La discipline, officiellement un sport dans le pays depuis quelques années, était à l'origine un rite de gangsters pendant l'apartheid: des habitants des townships qui dérobaient des voitures à leurs riches propriétaires, venaient parader en faisant tournoyer leur butin dans les rues de leur quartier.  

"Ils +spinnaient+ aussi aux funérailles d'un de leurs membres", explique Stacey-Lee May, devenue professionnelle et l'une des rares femmes de la discipline, présente jeudi. La Sud-Africaine de 25 ans en a fait un gagne-pain et participe à des compétitions organisées à New York, en Angleterre ou même au Pakistan.

- "Armes interdites" -

Aujourd'hui les rodéos urbains perdurent dans certains quartiers mais sont interdits par la loi. A Alberton, chaque spectateur a payé environ trois euros l'entrée (50 rands) et l'invitation précisait: "Armes interdites". 

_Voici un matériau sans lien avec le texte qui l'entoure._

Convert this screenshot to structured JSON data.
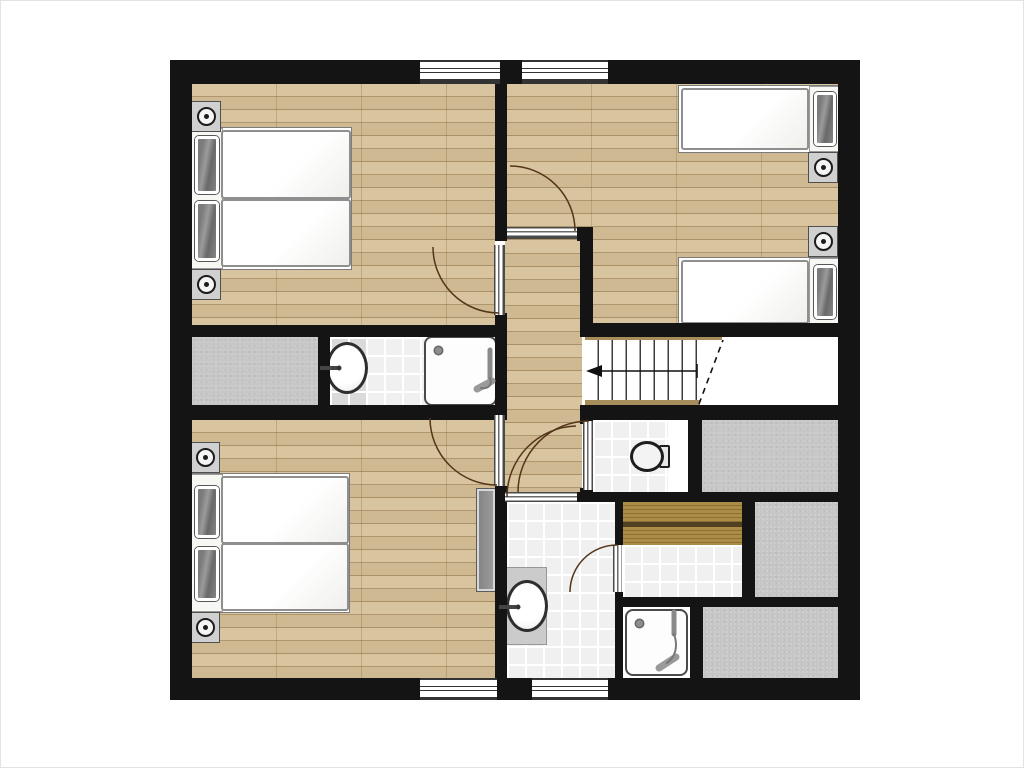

Le spectacle est en revanche l'occasion pour le public d'une bonne consommation de bières et de joints au son du kwaito, style musical né avec la jeunesse post-apartheid, dans de puissants haut-parleurs. 

"Le +spinning+ est un moyen de s'exprimer: dans nos communautés, il y a tellement de violence, de drogues et de crime ... Qu'est-ce que des mots pourraient dire?" explique en préparant du cannabis dans un narguilé un homme dans le public qui ne souhaite pas donner pas son nom. 

L'Afrique du Sud est un des pays les plus violents au monde avec un taux de criminalité record. 

Au bout de quelques passages, après une fuite, des jantes qui font des étincelles en frottant sur la piste, une voiture lancée à pleine vitesse prend feu. Une poignée de spectateurs se ruent, des bouteilles d'eau à la main. Visiblement aucune procédure d'urgence n'est prévue en pareil cas. 

Le coffre de la voiture finit carbonisé. Perdre gros pour quelques minutes de frissons "fait partie du jeu", lance Isaac Molefe, 50 ans, un habitué. Après un rapide contrôle sous le capot, le pilote sain et sauf décide d'y retourner. Le jeu est aussi une affaire de fierté et parfois de couleur. 

Paul Breckle est le seul blanc à se lancer sur la piste. A 23 ans, au volant d'une BMW noire rutilante payée 400.000 rands (23.000 euros), il dit être "là pour montrer ce qu'un mec blanc peut faire". 

"Le spinning est né dans la communauté noire. Mais aujourd'hui ça s'est élargi, tout le monde vient, les Indiens, les Blancs", souligne Ayanda Mbele, de l'association Wheelz n' Smoke, qui a organisé ce premier tournoi après deux ans de suspension à cause du Covid.